Given triangle ABC is congruent to triangle PQR, triangle PQR is congruent tp triangle XYZ, prove that triangle ABC is congruent to triangle XYZ
think transitive property, working on each side
To prove that triangle ABC is congruent to triangle XYZ, we need to use the transitive property of congruence.

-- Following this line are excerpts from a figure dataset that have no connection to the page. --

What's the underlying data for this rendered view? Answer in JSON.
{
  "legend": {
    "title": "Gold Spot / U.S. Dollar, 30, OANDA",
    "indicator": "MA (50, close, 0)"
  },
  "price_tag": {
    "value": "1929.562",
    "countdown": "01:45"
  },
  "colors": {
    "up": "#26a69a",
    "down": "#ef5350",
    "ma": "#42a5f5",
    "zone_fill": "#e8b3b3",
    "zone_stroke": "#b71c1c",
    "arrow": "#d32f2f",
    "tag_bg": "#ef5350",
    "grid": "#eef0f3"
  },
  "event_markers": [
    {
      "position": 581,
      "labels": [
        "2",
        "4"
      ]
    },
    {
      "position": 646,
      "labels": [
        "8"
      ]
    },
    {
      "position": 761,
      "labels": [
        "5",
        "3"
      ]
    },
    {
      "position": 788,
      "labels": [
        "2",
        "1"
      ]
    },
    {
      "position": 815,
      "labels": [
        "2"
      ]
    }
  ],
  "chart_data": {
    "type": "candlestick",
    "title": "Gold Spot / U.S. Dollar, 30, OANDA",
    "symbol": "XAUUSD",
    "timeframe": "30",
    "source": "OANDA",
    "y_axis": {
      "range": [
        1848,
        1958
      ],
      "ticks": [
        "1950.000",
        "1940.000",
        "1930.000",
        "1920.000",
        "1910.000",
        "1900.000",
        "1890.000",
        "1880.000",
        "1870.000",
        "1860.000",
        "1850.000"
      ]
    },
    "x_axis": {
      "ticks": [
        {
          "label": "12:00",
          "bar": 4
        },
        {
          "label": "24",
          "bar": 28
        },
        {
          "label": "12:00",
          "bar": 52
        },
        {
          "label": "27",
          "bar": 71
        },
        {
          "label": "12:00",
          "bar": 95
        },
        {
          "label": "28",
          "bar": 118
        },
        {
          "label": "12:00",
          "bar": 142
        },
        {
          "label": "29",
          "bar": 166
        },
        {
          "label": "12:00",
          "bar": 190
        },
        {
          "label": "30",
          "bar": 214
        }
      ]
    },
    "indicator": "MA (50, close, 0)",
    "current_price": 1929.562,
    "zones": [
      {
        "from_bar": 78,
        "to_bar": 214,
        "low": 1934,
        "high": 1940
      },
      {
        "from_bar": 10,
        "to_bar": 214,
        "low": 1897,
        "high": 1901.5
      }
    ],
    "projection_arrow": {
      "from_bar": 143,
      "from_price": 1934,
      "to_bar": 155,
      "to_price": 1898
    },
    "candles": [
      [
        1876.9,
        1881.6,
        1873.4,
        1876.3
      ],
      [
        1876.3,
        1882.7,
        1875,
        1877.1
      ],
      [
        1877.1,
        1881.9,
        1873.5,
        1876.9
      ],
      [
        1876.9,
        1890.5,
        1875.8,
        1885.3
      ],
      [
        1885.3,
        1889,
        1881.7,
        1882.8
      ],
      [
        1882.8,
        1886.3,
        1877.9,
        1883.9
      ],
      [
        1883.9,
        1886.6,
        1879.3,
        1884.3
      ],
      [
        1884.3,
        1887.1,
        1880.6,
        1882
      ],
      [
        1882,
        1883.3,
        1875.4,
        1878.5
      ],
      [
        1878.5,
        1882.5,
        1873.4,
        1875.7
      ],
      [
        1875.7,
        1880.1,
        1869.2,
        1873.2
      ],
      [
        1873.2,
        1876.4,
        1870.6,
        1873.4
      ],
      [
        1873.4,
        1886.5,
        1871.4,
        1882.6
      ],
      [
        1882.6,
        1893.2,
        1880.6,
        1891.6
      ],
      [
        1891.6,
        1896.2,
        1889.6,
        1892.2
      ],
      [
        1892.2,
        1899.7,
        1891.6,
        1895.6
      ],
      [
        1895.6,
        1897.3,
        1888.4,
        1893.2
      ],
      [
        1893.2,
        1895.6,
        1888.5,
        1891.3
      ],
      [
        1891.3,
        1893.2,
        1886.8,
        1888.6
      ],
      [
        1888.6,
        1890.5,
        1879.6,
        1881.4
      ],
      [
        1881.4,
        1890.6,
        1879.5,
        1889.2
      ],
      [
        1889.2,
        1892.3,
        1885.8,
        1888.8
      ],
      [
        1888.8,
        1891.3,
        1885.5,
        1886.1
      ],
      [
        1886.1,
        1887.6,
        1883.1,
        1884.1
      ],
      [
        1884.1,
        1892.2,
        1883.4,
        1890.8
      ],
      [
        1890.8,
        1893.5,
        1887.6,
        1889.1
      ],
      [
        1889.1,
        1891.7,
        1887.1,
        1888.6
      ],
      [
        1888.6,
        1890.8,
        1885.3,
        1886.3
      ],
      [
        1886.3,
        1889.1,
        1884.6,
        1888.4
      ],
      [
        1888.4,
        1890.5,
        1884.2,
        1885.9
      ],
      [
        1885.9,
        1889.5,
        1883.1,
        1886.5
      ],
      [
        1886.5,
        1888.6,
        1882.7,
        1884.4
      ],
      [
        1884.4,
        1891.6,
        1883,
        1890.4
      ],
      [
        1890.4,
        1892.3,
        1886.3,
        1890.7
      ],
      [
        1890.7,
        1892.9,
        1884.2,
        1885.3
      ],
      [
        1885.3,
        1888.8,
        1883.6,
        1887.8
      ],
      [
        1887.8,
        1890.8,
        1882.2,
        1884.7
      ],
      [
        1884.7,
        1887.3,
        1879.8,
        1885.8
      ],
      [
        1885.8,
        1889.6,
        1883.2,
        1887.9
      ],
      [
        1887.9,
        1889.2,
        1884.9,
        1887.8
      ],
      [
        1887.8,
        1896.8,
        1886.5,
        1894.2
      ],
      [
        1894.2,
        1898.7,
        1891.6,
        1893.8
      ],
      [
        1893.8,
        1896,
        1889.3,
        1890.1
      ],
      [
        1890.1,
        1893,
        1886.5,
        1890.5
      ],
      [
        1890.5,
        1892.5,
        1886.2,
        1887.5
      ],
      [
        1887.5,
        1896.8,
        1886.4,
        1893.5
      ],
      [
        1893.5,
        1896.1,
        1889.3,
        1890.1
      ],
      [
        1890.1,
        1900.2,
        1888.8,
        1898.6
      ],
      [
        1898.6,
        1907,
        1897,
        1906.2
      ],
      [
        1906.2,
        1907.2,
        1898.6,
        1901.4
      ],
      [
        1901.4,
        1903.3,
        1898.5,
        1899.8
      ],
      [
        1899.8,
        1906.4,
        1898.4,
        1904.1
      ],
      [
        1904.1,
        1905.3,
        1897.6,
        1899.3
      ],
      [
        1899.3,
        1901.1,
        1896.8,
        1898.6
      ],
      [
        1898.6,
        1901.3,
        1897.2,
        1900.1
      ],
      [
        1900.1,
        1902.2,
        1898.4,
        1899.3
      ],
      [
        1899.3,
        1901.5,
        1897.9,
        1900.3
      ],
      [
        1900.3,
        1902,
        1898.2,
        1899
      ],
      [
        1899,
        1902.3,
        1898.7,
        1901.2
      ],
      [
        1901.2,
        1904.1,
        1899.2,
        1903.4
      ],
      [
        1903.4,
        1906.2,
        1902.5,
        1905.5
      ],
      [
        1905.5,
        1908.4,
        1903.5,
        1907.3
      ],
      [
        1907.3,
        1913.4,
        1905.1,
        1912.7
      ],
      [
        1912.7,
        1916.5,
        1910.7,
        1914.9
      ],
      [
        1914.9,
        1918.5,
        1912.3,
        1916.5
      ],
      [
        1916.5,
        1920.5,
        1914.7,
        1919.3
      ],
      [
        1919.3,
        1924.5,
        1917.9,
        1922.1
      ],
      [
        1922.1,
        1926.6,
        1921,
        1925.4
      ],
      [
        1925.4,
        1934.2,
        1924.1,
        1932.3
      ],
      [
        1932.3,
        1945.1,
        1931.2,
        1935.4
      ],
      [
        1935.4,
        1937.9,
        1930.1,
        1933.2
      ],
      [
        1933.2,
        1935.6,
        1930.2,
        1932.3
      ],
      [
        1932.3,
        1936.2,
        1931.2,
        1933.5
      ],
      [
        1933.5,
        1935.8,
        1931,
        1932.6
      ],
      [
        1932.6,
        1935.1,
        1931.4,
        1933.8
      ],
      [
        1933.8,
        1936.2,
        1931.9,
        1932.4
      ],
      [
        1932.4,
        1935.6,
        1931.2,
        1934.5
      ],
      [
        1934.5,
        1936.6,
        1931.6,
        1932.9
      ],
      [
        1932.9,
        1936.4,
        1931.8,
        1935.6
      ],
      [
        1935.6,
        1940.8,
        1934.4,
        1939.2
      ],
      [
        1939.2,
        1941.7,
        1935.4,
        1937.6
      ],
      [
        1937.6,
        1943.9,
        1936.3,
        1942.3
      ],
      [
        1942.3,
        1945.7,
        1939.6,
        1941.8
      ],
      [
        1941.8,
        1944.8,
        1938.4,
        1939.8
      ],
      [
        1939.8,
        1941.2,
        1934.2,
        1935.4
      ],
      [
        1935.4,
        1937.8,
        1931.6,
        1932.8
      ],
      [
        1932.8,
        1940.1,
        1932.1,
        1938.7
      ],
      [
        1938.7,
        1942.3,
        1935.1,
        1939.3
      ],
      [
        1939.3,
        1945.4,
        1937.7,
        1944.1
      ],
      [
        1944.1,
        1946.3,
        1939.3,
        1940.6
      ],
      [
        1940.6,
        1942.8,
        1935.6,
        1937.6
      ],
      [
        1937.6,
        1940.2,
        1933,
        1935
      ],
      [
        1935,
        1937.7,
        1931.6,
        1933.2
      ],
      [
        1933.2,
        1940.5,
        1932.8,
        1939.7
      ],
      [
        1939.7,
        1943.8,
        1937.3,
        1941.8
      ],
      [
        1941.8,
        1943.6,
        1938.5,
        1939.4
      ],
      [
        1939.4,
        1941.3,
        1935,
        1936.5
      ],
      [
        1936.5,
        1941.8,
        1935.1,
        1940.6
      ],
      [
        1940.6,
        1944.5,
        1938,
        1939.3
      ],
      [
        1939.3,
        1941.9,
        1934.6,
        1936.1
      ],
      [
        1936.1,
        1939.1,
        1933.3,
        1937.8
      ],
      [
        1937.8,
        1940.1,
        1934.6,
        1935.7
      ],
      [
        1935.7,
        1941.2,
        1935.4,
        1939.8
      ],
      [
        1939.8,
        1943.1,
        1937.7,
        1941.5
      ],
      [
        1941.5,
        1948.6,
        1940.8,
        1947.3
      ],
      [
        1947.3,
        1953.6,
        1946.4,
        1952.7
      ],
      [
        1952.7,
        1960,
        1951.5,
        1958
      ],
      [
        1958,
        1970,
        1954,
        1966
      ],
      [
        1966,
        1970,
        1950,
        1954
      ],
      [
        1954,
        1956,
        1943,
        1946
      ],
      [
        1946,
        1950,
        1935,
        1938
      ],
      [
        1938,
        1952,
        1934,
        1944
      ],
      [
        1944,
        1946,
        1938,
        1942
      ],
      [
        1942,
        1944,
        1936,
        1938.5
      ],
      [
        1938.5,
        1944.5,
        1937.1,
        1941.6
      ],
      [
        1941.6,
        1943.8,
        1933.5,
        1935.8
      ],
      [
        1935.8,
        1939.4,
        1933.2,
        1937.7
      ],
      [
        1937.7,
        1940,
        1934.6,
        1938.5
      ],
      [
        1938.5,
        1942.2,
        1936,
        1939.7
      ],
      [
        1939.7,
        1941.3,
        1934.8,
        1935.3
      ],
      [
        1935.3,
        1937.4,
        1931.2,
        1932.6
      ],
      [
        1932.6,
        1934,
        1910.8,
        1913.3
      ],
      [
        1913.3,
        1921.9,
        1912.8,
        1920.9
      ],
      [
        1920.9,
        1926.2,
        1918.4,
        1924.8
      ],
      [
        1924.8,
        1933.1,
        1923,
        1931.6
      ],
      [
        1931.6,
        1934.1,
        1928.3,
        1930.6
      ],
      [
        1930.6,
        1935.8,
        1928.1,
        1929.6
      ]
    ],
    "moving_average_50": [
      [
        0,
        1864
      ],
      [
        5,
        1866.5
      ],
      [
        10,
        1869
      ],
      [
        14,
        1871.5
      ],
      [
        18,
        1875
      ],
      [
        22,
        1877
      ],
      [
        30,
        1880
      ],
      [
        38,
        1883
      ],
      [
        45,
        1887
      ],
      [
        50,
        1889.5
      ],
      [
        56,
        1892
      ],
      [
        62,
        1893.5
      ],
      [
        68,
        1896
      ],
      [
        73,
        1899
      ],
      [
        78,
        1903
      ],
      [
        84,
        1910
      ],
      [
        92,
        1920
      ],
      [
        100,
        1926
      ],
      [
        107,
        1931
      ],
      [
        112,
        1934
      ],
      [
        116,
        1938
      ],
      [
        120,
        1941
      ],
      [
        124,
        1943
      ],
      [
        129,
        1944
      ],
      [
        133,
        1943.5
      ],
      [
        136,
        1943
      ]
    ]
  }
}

1. Given triangle ABC ≅ triangle PQR and triangle PQR ≅ triangle XYZ
2. We know that if two triangles are congruent, their corresponding sides and angles are congruent.
So, we have:
AB ≅ PQ (By the definition of congruent triangles)
BC ≅ QR
AC ≅ PR
∠A ≅ ∠P
∠B ≅ ∠Q
∠C ≅ ∠R
3. Now, we need to show that triangle ABC is congruent to triangle XYZ.
We can do this by showing that their corresponding sides and angles are congruent.
By using the transitive property of congruence, we can say that:
AB ≅ PQ ≅ XY (By transitive property)
BC ≅ QR ≅ YZ
AC ≅ PR ≅ XZ
∠A ≅ ∠P ≅ ∠X
∠B ≅ ∠Q ≅ ∠Y
∠C ≅ ∠R ≅ ∠Z
4. Therefore, all corresponding sides and angles of triangle ABC and triangle XYZ are congruent.
Hence, by the definition of congruent triangles, triangle ABC is congruent to triangle XYZ.